The effective nonlinear coefficient distributions of arbitrary directions, YZ principal plane and the collinear type-II (fs-f) THG, LBO, λ₀ = 1053nm. a Near-axis, off-axis and collinear; b Near-axis and collinear; c Off-axis and collinear; d Front view; e Left view; f Top view

Table 1 represents the partial results of the GD method for solving the THG phase matching in arbitrary directions for LBO crystals at 1053 nm: phase matching angles, angles of three-wave vectors and effective nonlinear coefficients. The phase matching consists of Type-I and Type-II, each type including near-axis and off-axis. One set of phase matching solutions consists of the polarization and direction angles of three wave vectors, including six angles \(\theta_{1} ,\theta_{2} ,\theta_{3} ,\varphi_{1} ,\varphi_{2} ,\varphi_{3}\).

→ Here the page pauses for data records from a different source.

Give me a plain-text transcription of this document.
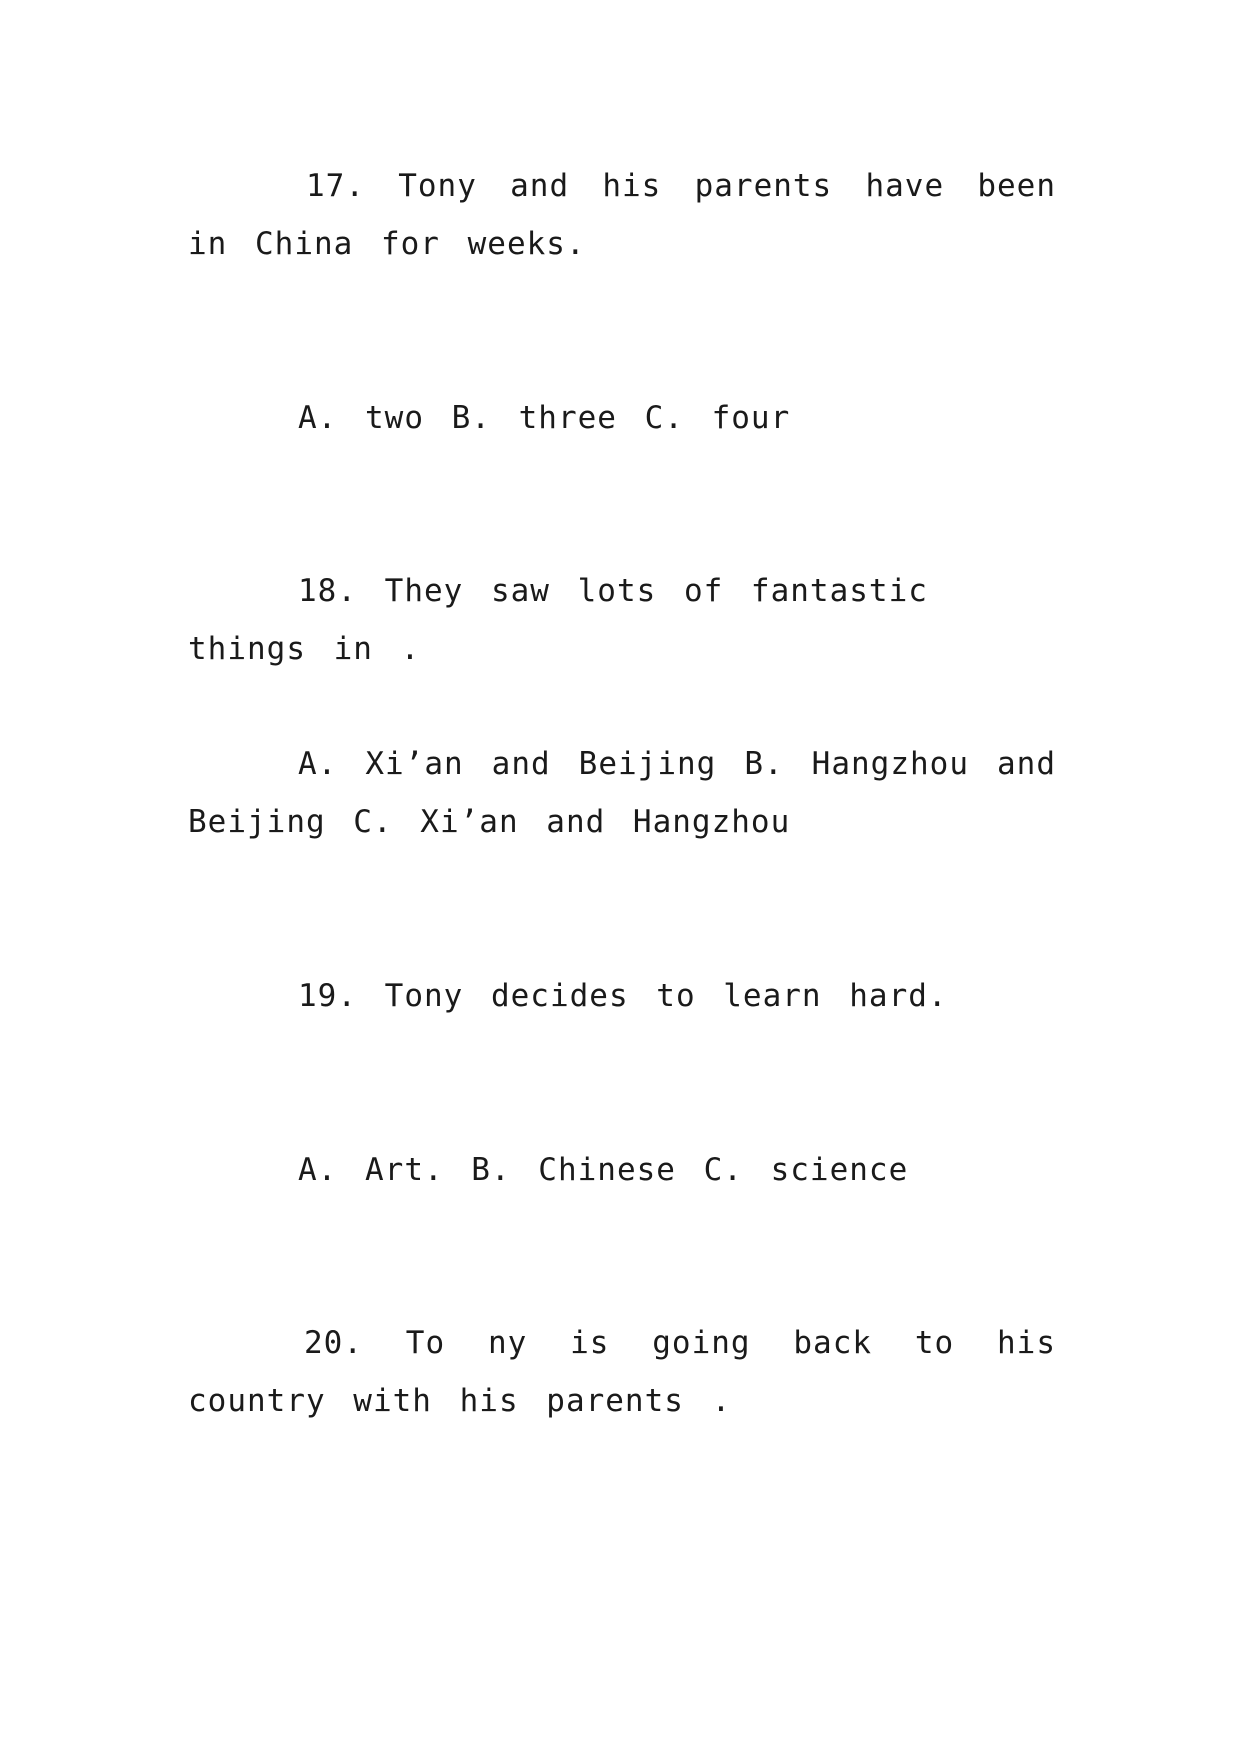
17. Tony and his parents have been in China for weeks.

A. two B. three C. four

18. They saw lots of fantastic things in .

A. Xi’an and Beijing B. Hangzhou and Beijing C. Xi’an and Hangzhou

19. Tony decides to learn hard.

A. Art. B. Chinese C. science

20. To ny is going back to his country with his parents .
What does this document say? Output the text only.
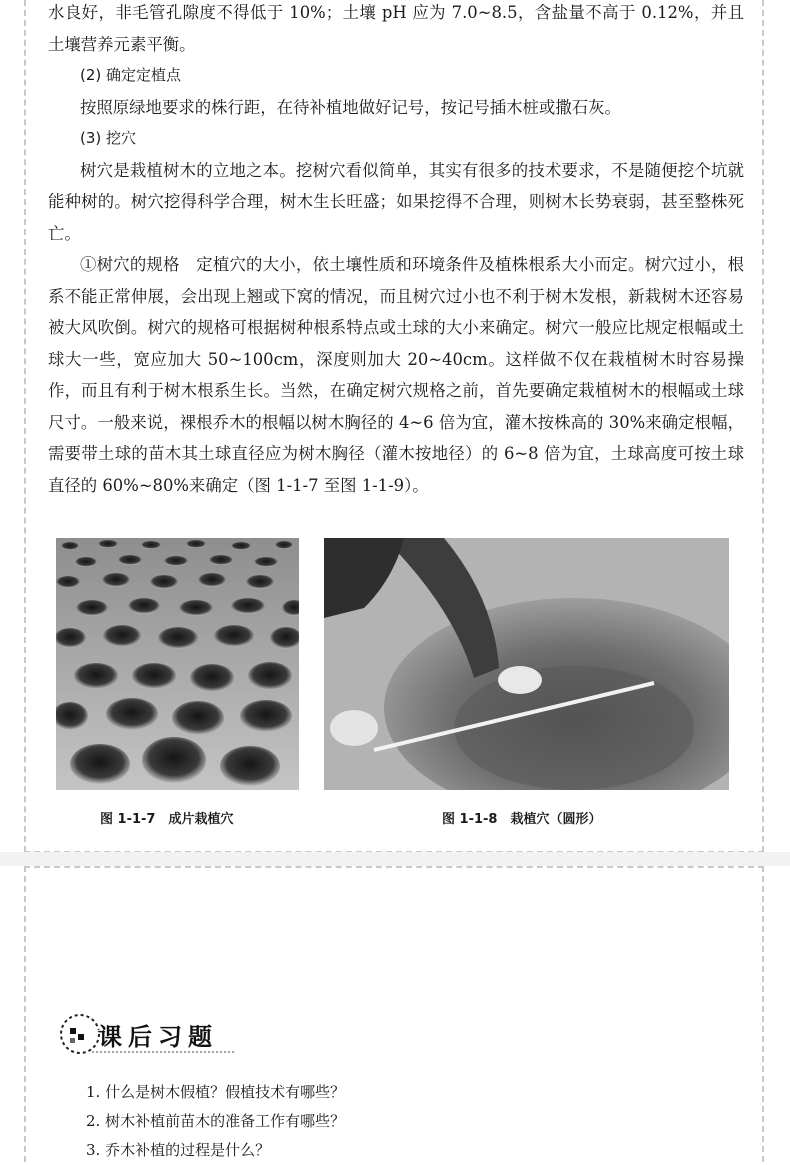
水良好，非毛管孔隙度不得低于 10%；土壤 pH 应为 7.0~8.5，含盐量不高于 0.12%，并且土壤营养元素平衡。

(2) 确定定植点

按照原绿地要求的株行距，在待补植地做好记号，按记号插木桩或撒石灰。

(3) 挖穴

树穴是栽植树木的立地之本。挖树穴看似简单，其实有很多的技术要求，不是随便挖个坑就能种树的。树穴挖得科学合理，树木生长旺盛；如果挖得不合理，则树木长势衰弱，甚至整株死亡。

①树穴的规格　定植穴的大小，依土壤性质和环境条件及植株根系大小而定。树穴过小，根系不能正常伸展，会出现上翘或下窝的情况，而且树穴过小也不利于树木发根，新栽树木还容易被大风吹倒。树穴的规格可根据树种根系特点或土球的大小来确定。树穴一般应比规定根幅或土球大一些，宽应加大 50~100cm，深度则加大 20~40cm。这样做不仅在栽植树木时容易操作，而且有利于树木根系生长。当然，在确定树穴规格之前，首先要确定栽植树木的根幅或土球尺寸。一般来说，裸根乔木的根幅以树木胸径的 4~6 倍为宜，灌木按株高的 30%来确定根幅，需要带土球的苗木其土球直径应为树木胸径（灌木按地径）的 6~8 倍为宜，土球高度可按土球直径的 60%~80%来确定（图 1-1-7 至图 1-1-9）。

图 1-1-7　成片栽植穴	图 1-1-8　栽植穴（圆形）
课后习题
1. 什么是树木假植？假植技术有哪些？
2. 树木补植前苗木的准备工作有哪些？
3. 乔木补植的过程是什么？
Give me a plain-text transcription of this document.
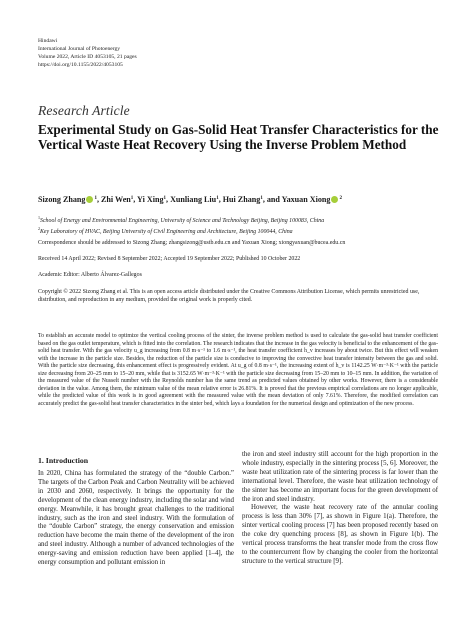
Hindawi
International Journal of Photoenergy
Volume 2022, Article ID 4053105, 21 pages
https://doi.org/10.1155/2022/4053105
Research Article
Experimental Study on Gas-Solid Heat Transfer Characteristics for the Vertical Waste Heat Recovery Using the Inverse Problem Method
Sizong Zhang $^1$, Zhi Wen$^1$, Yi Xing$^1$, Xunliang Liu$^1$, Hui Zhang$^1$, and Yaxuan Xiong $^2$
$^1$School of Energy and Environmental Engineering, University of Science and Technology Beijing, Beijing 100083, China
$^2$Key Laboratory of HVAC, Beijing University of Civil Engineering and Architecture, Beijing 100044, China
Correspondence should be addressed to Sizong Zhang; zhangsizong@ustb.edu.cn and Yaxuan Xiong; xiongyaxuan@bucea.edu.cn
Received 14 April 2022; Revised 8 September 2022; Accepted 19 September 2022; Published 10 October 2022
Academic Editor: Alberto Álvarez-Gallegos
Copyright © 2022 Sizong Zhang et al. This is an open access article distributed under the Creative Commons Attribution License, which permits unrestricted use, distribution, and reproduction in any medium, provided the original work is properly cited.
To establish an accurate model to optimize the vertical cooling process of the sinter, the inverse problem method is used to calculate the gas-solid heat transfer coefficient based on the gas outlet temperature, which is fitted into the correlation. The research indicates that the increase in the gas velocity is beneficial to the enhancement of the gas-solid heat transfer. With the gas velocity u_g increasing from 0.8 m·s⁻¹ to 1.6 m·s⁻¹, the heat transfer coefficient h_v increases by about twice. But this effect will weaken with the increase in the particle size. Besides, the reduction of the particle size is conducive to improving the convective heat transfer intensity between the gas and solid. With the particle size decreasing, this enhancement effect is progressively evident. At u_g of 0.8 m·s⁻¹, the increasing extent of h_v is 1142.25 W·m⁻³·K⁻¹ with the particle size decreasing from 20–25 mm to 15–20 mm, while that is 3152.65 W·m⁻³·K⁻¹ with the particle size decreasing from 15–20 mm to 10–15 mm. In addition, the variation of the measured value of the Nusselt number with the Reynolds number has the same trend as predicted values obtained by other works. However, there is a considerable deviation in the value. Among them, the minimum value of the mean relative error is 26.81%. It is proved that the previous empirical correlations are no longer applicable, while the predicted value of this work is in good agreement with the measured value with the mean deviation of only 7.61%. Therefore, the modified correlation can accurately predict the gas-solid heat transfer characteristics in the sinter bed, which lays a foundation for the numerical design and optimization of the new process.
1. Introduction

In 2020, China has formulated the strategy of the “double Carbon.” The targets of the Carbon Peak and Carbon Neutrality will be achieved in 2030 and 2060, respectively. It brings the opportunity for the development of the clean energy industry, including the solar and wind energy. Meanwhile, it has brought great challenges to the traditional industry, such as the iron and steel industry. With the formulation of the “double Carbon” strategy, the energy conservation and emission reduction have become the main theme of the development of the iron and steel industry. Although a number of advanced technologies of the energy-saving and emission reduction have been applied [1–4], the energy consumption and pollutant emission in

the iron and steel industry still account for the high proportion in the whole industry, especially in the sintering process [5, 6]. Moreover, the waste heat utilization rate of the sintering process is far lower than the international level. Therefore, the waste heat utilization technology of the sinter has become an important focus for the green development of the iron and steel industry.

However, the waste heat recovery rate of the annular cooling process is less than 30% [7], as shown in Figure 1(a). Therefore, the sinter vertical cooling process [7] has been proposed recently based on the coke dry quenching process [8], as shown in Figure 1(b). The vertical process transforms the heat transfer mode from the cross flow to the countercurrent flow by changing the cooler from the horizontal structure to the vertical structure [9].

Table 1 Partial results of the GD method for solving THG phase matching in arbitrary direction at λ₁ = 1.053 μm for LBO crystal

4 Conclusion

In this paper, we propose and derive a model for arbitrary direction phase matching, and successfully implement phase matching calculations based on the GD algorithm. For 1053nm THG in LBO crystal, including three subcategories: collinear, noncollinear in the XY and YZ principal planes, and noncollinear in arbitrary directions. It can be further divided into two subcategories: type-I (ss-f) and type-II (fs-f). For collinear and principal planes noncollinear THG phase matching, we compared our GD method with traditional analytical and exhaustive search methods, and the computed results exhibited a high degree of consistency. Furthermore, we obtained the distribution of phase matching angles and effective nonlinear coefficients for arbitrary direction noncollinear THG. We found that the collinear and principal planes phase matching curves constitute the outline of the distribution for arbitrary direction phase matching. The phase matching angles exhibit approximate symmetry around both θ = 90° and φ = 90°, and the near-axis and off-axis are approximately symmetric about θ = 90°. The effective nonlinear coefficients of the near-axis and off-axis are approximately centrosymmetric about (90°, 90°, 0). Besides, type-I possesses larger nonlinear coefficients and noncollinear angles compared to type-II. It has the largest nonlinear coefficient at collinear structure, while the angle γ is greater than 8° as the effective nonlinear coefficient approaches its maximum value.

Our method proves to be versatile for laser frequency conversion as arbitrary directions phase matching presents a more extensive range of solutions compared to collinear and noncollinear in principal plane phase matching. The phase matching of various types of both uniaxial and biaxial crystals can be calculated by our GD method. Not only 1053 nm wavelength, but other wavelengths can be applied as well. It could provide a higher conversion efficiency for SFG and DFG [2], a broader gain bandwidth for OPA and OPO [1, 4], a higher resolution and a larger temporal window for third-order auto-correlator [27].